La memoria dell'acqua

Questa volta non c’e’ stato nulla di casuale. Conosco l’autore, mi fido di lui, per il semplice motivo per cui scrive solo le cose che vorrei leggere. Cosi ho un’unica alterativa: leggere quello che scrive, 
Questa volta pero', dopo aver letto, decido di scrivere qualcosa anche io...

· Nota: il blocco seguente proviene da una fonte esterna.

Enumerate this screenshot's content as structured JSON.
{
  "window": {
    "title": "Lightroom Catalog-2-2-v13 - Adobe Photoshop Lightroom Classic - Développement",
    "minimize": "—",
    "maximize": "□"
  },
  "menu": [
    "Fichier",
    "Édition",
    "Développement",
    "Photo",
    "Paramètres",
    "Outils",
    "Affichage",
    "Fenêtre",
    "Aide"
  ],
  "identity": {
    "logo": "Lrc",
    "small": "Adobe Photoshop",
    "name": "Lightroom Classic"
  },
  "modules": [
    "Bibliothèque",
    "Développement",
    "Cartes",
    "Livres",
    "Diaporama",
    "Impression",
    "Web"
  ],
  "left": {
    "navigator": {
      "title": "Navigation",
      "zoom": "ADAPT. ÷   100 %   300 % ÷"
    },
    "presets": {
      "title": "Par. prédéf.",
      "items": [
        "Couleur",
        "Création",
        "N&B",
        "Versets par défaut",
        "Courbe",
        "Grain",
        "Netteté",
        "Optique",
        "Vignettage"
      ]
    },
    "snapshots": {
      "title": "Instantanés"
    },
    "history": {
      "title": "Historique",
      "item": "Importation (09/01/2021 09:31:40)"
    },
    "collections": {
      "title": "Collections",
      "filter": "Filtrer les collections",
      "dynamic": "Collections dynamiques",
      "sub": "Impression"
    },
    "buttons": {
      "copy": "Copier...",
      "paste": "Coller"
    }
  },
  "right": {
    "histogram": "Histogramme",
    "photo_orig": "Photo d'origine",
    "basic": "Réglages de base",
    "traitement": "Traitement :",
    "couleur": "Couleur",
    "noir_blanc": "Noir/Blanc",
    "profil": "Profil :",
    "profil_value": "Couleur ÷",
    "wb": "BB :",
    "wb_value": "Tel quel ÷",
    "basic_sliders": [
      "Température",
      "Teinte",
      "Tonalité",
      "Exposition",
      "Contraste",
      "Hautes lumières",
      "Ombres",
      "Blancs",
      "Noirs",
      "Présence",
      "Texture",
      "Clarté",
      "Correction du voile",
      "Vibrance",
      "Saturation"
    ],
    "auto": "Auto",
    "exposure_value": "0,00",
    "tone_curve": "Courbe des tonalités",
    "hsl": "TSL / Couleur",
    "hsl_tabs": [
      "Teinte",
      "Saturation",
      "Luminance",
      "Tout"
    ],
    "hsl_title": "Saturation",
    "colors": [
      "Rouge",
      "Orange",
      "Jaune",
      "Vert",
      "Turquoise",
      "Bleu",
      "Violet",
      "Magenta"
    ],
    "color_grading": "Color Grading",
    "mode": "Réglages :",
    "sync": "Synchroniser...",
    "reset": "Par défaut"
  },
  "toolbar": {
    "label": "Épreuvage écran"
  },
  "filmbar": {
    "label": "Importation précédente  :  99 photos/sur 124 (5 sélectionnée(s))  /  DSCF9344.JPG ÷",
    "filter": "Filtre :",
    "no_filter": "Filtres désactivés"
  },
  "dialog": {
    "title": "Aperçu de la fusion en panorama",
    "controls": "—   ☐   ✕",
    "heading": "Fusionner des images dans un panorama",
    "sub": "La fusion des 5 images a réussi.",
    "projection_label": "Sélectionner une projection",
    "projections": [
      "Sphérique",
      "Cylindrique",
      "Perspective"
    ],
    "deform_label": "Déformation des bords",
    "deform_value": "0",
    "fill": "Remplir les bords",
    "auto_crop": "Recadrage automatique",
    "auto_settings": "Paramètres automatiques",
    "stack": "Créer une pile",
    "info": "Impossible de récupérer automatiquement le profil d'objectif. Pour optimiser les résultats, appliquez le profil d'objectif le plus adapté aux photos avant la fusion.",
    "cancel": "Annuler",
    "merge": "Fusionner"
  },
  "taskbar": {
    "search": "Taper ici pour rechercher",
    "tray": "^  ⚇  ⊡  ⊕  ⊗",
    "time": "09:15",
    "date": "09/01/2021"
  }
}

... Ecco la riproduzione fedele del foglio di carta ritrovato nella mia agenda.
Può l’horror farsi lirico fino a reinventare l’abusato binomio acqua-vita? Si. Lo fa Matteo Bertone in questo romanzo breve, raccontando una favola oscura, dai confini incerti, ambientata su un’isola di desolazione e morte, ben lontana da quella avventurosa a cui ci ha abituato il romanzo formativo. 

Nessun Defoe, nessun Golding, ma un’allegoria del contrasto vita-morte mai pedante, grazie a uno stile asciutto, fortemente evocativo, che predilige il togliere al dire troppo, inutilmente. La tecnica di racconto è fortemente cinematografica: il controcampo inesistente di Godard si scontra con la soggettiva di Raimi, attraverso un originale riutilizzo del tu narrativo, che porta il lettore a interrogarsi di continuo, alla ricerca di risposte che potrà solo supporre. 

Reale e simbolico si contendono fino alla fine, in un contesto in cui l’”orrido” respinge e attrae il lettore, sospeso tra zombie untori e bellezze virtuali. Eclettismo narrativo? No. Preferisco pensare a un quadro di Magritte. Citazioni continue, riferimenti classici e mitologici, ispirazioni contemporanee e scenari di terrore. Spetta solo al lettore trovare la quadratura del cerchio.